A deputada estadual argumentou ainda que a ação viola a Convenção 169 da Organização Internacional do Trabalho (OIT), que determina a consulta prévia, livre e informada de comunidades tradicionais para implantação de grandes empreendimentos. O oficio ainda afirma que o decreto de desapropriação do governo de Minas viola uma lei federal que estabelece que "desapropriações por interesse social devem ser realizadas pelo Poder Público, e não diretamente por empresas privadas, ainda que beneficiárias da declaração de utilidade pública".

"Eu também apresentei um projeto de resolução para revogar o decreto de utilidade pública para fins de desapropriação. Estamos batalhando por esse projeto, que tramita aqui na Assembleia Legislativa. Vale lembrar algo inédito, né, que é o governador colocar na mão de um grupo privado uma desapropriação", afirmou Beatriz a O TEMPO.
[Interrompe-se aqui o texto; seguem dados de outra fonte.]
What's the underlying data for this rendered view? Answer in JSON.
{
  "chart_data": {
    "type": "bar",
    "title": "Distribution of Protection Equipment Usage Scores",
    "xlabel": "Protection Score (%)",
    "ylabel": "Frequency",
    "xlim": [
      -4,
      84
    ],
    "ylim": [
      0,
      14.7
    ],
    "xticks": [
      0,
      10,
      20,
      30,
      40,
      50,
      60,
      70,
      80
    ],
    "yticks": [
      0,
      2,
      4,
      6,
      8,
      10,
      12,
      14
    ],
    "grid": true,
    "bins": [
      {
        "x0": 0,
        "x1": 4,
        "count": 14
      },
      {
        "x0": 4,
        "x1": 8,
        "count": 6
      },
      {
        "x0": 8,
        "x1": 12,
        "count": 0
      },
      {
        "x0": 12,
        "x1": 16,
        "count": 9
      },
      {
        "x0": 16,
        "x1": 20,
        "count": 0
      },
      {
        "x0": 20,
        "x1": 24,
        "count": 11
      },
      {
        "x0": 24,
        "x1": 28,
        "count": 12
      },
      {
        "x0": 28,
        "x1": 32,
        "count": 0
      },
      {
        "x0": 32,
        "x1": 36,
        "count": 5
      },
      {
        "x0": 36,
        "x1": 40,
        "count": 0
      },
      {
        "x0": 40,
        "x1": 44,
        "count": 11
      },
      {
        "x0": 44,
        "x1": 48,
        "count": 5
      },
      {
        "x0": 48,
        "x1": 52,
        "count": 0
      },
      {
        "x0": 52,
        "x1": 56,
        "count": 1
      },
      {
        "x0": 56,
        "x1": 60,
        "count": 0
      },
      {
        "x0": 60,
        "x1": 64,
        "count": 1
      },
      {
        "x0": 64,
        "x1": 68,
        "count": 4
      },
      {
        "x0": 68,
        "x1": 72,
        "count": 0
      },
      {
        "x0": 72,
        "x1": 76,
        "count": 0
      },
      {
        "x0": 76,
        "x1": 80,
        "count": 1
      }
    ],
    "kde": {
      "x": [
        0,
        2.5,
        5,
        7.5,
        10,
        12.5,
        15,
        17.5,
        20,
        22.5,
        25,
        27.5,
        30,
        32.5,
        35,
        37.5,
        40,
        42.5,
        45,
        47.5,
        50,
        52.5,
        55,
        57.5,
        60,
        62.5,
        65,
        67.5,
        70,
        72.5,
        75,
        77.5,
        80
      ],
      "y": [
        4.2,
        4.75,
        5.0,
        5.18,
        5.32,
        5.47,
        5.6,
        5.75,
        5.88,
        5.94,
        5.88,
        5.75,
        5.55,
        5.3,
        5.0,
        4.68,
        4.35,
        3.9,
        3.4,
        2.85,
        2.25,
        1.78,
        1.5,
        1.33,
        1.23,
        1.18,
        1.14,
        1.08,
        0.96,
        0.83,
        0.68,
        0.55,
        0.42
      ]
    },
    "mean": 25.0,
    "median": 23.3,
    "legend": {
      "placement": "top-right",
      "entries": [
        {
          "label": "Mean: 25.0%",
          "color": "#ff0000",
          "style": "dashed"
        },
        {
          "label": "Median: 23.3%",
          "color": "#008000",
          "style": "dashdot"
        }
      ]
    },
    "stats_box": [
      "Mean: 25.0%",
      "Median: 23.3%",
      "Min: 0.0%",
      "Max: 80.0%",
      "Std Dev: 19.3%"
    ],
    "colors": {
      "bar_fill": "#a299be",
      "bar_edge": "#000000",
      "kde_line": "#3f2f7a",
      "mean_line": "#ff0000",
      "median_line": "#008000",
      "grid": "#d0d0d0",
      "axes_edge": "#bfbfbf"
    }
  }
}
A reportagem procurou o MPF e a CSN sobre o ofício da deputada, mas, até a publicação da reportagem, nenhum posicionamento tinha sido recebido. 

Abaixo-assinado

Nesta quinta-feira, os moradores da comunidade de Santa Quitéria criaram um abaixo-assinado virtual para recolher assinaturas pela derrubada do decreto que determinou a desapropriação em benefício da mineradora. 

No texto que, que exige a "Revogação do Decreto de Numeração Especial nº 496, de 12/07/2024", os moradores afirmam que a desapropriação de parte da população causa "inúmeros problemas sociais e econômicos". "O direito fundamental à moradia está sendo violado de maneira abominável. A expansão da mina tem impacto ambiental negativo e o decreto não avaliou de maneira adequada as consequências dessa decisão. Isso é inaceitável e precisa ser combatido", escreve. 

Em pouco mais de 20 horas, o abaixo-assinado já reúne mais de 1.500 assinaturas. 

Relembre o caso 

João, 74, e Geralda, 66, vivem dias de tensão desde que a Justiça autorizou a desapropriação da casa da família, construída há quase um século no distrito de Santa Quitéria, em Congonhas. A Companhia Siderúrgica Nacional (CSN) quer instalar no local uma pilha de rejeitos — antes mesmo do licenciamento ambiental ser aprovado.

A casa, cercada por nascentes e árvores nativas, é um símbolo da comunidade. Ali, as netas nadaram em piscina natural, o fubá era moído em pedra pelo avô e o forno de barro guardava o cheiro dos biscoitos da matriarca. “A gente não tem apego a luxo, tem apego à memória”, disse dona Geralda em entrevista a O TEMPO.

Na última terça-feira (15/7), oficiais de Justiça, seguranças e funcionários da CSN foram ao local com placas e correntes para o portão. Recuaram após o senhor João passar mal. O idoso, acostumado com a rotina tranquila na casa da família, hoje toma remédios para depressão e ansiedade.

A desapropriação foi autorizada por decreto do governador Romeu Zema (Novo). Segundo a CSN, 27 dos 30 imóveis já foram adquiridos de forma amigável. Segundo os moradores, a judicialização ocorreu porque a casa da família é uma das poucas na região com documentação regular.